Die unerwartete Pause löste bei vielen eher Befürchtungen als Freude aus – und ließ sie fragen: Ist das die Ruhe vor dem Sturm?
Und sie sollten Recht behalten: Am 17. November – kurz vor dem 1000. Tag der Vollinvasion – ging ein groß angelegter Luftangriff auf das kriegsgeplagte Land nieder: Insgesamt 120 Raketen und 90 Drohnen feuerte Russlands Armee innerhalb von Stunden ab.
Ukrainer hoffen auf milden Winter
Die Ukrainer haben sich an dieses Muster bereits gewöhnt: Russland schlägt alle anderthalb bis zwei Monate auf das Energiesystem ein – immer dann, wenn seine Rüstungsindustrie eine ausreichende Menge an Raketen und Marschflugkörpern angesammelt hat.
Dass der dritte Kriegswinter extrem schwierig werden wird, bezweifelt kaum jemand.
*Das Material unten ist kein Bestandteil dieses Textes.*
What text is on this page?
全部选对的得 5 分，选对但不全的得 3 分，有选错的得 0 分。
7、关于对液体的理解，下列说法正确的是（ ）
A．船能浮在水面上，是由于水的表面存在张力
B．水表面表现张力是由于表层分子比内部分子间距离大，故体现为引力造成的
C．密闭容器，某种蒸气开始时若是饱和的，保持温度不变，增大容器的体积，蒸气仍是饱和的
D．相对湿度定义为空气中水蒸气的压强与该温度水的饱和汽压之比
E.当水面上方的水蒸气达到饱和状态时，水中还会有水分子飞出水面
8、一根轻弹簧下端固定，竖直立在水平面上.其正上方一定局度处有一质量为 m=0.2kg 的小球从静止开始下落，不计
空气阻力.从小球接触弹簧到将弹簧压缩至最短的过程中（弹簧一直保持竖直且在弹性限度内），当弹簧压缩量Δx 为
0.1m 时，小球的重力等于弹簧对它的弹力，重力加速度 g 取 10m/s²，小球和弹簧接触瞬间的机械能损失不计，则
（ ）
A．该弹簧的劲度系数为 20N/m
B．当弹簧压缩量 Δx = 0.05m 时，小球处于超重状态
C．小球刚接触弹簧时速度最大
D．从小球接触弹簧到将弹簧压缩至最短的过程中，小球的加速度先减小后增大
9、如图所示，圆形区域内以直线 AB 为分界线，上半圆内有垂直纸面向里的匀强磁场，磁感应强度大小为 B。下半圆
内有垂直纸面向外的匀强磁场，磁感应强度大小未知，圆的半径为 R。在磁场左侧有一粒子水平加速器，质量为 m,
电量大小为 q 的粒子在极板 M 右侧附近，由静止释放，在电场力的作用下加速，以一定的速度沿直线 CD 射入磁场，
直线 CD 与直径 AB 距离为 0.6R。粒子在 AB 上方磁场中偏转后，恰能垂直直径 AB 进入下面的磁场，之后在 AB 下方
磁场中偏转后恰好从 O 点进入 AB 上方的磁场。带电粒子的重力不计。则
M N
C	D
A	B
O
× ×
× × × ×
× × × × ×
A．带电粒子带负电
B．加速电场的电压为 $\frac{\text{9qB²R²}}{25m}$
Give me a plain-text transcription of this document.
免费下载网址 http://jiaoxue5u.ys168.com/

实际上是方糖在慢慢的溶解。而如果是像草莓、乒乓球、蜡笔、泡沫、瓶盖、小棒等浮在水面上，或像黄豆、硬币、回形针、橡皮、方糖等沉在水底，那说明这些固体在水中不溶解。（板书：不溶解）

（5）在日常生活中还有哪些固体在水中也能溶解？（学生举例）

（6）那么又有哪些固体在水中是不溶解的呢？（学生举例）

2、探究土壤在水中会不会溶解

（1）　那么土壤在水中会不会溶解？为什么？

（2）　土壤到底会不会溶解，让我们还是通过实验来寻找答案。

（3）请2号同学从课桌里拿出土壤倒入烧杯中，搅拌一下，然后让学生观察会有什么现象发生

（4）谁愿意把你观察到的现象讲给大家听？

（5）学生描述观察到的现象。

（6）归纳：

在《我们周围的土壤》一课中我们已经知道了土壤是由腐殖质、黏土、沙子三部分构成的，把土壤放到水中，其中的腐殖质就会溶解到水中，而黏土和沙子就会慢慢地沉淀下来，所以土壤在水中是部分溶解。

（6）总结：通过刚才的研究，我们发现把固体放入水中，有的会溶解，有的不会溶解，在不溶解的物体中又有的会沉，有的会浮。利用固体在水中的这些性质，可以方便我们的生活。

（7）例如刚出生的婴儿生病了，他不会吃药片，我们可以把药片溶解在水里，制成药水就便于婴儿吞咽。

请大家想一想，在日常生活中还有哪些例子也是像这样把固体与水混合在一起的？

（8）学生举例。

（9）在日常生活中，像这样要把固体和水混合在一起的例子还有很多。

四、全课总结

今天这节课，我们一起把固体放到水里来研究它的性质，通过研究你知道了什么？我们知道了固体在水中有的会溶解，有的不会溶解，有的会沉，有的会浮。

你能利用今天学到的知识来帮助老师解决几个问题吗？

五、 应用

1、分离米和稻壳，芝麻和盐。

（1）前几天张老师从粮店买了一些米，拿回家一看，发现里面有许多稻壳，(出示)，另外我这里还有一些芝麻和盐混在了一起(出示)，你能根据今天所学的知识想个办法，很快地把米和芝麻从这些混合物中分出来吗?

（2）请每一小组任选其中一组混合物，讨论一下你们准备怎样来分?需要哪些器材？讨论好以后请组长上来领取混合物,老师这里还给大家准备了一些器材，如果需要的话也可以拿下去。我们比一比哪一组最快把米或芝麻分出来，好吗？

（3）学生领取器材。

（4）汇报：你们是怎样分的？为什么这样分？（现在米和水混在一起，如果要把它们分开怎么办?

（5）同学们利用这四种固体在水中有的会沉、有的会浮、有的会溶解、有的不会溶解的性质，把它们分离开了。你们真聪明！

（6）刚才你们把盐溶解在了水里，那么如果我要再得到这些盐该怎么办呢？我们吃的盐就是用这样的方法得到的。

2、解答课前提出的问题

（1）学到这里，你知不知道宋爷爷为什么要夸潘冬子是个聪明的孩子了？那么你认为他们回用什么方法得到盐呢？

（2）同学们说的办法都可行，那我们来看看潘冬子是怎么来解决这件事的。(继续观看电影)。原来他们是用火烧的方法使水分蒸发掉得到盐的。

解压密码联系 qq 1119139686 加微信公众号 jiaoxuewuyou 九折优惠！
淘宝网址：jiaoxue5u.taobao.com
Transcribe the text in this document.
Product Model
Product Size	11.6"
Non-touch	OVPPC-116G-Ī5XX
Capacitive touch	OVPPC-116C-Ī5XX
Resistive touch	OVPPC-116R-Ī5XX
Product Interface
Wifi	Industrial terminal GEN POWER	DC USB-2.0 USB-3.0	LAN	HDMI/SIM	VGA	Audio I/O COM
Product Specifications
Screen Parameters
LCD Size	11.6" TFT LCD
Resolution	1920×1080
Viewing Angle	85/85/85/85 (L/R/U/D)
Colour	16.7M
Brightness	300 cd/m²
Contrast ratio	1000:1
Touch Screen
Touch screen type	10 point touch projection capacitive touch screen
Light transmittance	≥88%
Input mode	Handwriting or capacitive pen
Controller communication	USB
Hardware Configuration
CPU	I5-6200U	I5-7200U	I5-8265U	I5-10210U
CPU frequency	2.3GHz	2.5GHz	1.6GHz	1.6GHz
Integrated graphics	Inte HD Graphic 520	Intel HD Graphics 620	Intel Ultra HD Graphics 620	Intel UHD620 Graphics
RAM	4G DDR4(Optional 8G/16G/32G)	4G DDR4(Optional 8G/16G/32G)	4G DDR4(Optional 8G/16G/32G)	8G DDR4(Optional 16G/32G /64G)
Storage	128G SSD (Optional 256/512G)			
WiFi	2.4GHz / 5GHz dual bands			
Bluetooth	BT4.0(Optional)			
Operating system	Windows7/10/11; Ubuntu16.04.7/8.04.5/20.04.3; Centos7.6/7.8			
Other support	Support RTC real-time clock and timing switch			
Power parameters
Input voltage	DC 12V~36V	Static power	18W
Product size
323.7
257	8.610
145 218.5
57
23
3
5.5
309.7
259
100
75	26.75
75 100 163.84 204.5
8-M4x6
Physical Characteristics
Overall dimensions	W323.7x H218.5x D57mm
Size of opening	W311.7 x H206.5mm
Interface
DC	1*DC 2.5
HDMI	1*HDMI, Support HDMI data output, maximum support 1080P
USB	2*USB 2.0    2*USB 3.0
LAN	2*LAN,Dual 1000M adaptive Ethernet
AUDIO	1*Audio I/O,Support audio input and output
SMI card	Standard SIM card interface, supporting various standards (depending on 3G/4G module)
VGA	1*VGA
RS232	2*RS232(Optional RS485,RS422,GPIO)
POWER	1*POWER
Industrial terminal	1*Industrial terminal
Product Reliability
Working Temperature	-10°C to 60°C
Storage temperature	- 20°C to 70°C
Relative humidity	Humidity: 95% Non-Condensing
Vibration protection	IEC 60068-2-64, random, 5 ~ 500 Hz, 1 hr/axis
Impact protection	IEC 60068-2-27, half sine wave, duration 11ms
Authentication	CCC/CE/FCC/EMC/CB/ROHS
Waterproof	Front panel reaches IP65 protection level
Optimistischen Prognosen der Regierung zufolge hat die Ukraine zwar durchaus eine Chance, große Stromausfälle zu vermeiden.
Allerdings nur, falls es ein warmer Winter wird – und falls Russlands Machthaber Wladimir Putin den Energiesektor nicht mehr im großen Stil angreifen lässt.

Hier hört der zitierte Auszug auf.